Dogs that undergo intraluminal stent placement are always prone to coughing after the procedure: after all, there is a foreign body in their airway. Eventually the stent becomes covered with tracheal epithelium,
but that epithelium may not have normal structure or function, and also the bronchi may continue to collapse. All dogs are placed on cough suppressants and glucocorticoids after the procedure, and many may need
sedation and antibiotics for two weeks. Glucocorticoids are continued for one month and then are gradually decreased. If the cough reoccurs after the glucocorticoid dose or cough suppressant is decreased, the
animal is placed back on a higher or more frequent dose. The cough cycle must be broken immediately in these dogs, even if it means keeping the dogs heavily sedated for days. Coughing can result in breakage of
the stent.

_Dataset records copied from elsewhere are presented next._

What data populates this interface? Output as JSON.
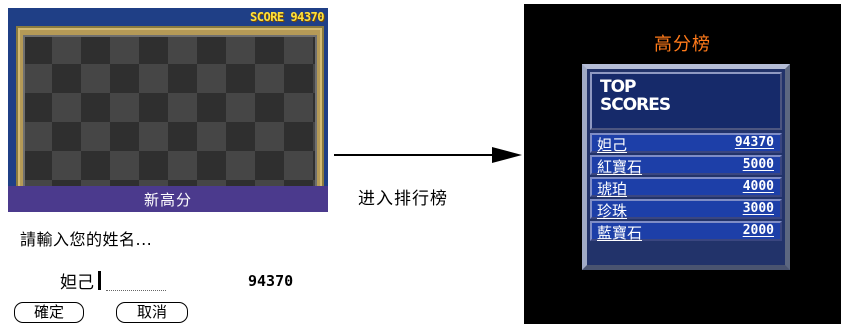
{
  "game": {
    "score_display": "SCORE 94370"
  },
  "dialog": {
    "title": "新高分",
    "prompt": "請輸入您的姓名...",
    "name_value": "妲己",
    "score": "94370",
    "ok_label": "確定",
    "cancel_label": "取消"
  },
  "arrow": {
    "caption": "进入排行榜"
  },
  "high_scores": {
    "title": "高分榜",
    "header": [
      "TOP",
      "SCORES"
    ],
    "entries": [
      {
        "name": "妲己",
        "score": "94370"
      },
      {
        "name": "紅寶石",
        "score": "5000"
      },
      {
        "name": "琥珀",
        "score": "4000"
      },
      {
        "name": "珍珠",
        "score": "3000"
      },
      {
        "name": "藍寶石",
        "score": "2000"
      }
    ]
  },
  "colors": {
    "dialog_title_bar": "#4b3a8d",
    "game_background": "#1f3f86",
    "score_text": "#ffe23a",
    "hs_title": "#ff7a1a",
    "hs_row": "#1d3fa8"
  }
}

Because stents cause coughing, they are not used in dogs in which clinical signs are limited to coughing.
Intraluminal stents are expensive and are therefore usually placed in animals that cannot be managed medically. Mortality rates after stent placement are 17% within the first two months; overall, about 31% of
dogs die of respiratory problems 5 days to 2.5 years after placement. Dogs can live for more than 4 years after stent placement. Besides continued coughing, complications include stent fracture (>20%), stent
migration, tracheal collapse cranial or caudal to the stent, exuberant granulation tissue formation, rectal prolapse, and perineal hernia.
Extraluminal Tracheal Ring Prostheses: The trachea can also be supported by surgical placement of extraluminal (peritracheal), C-shaped, synthetic rings above, below, and at the level of collapse.
Prostheses are secured to the trachea with interrupted sutures. A cervical approach is used for animals with cervical or thoracic inlet collapse; thoracotomy is required for intrathoracic distal tracheal
collapse. Extraluminal prosthesis placement requires dissection of one or both recurrent laryngeal nerves from the trachea, which increases the risk of postoperative laryngeal paralysis. Some animals may
require laryngeal tieback after surgery. Some surgeons automatically perform unilateral arytenoid lateralization in order to avoid this complication. Because of the potential complications of extraluminal
prosthesis placement and the invasive nature of the procedure, intraluminal stenting is used more commonly.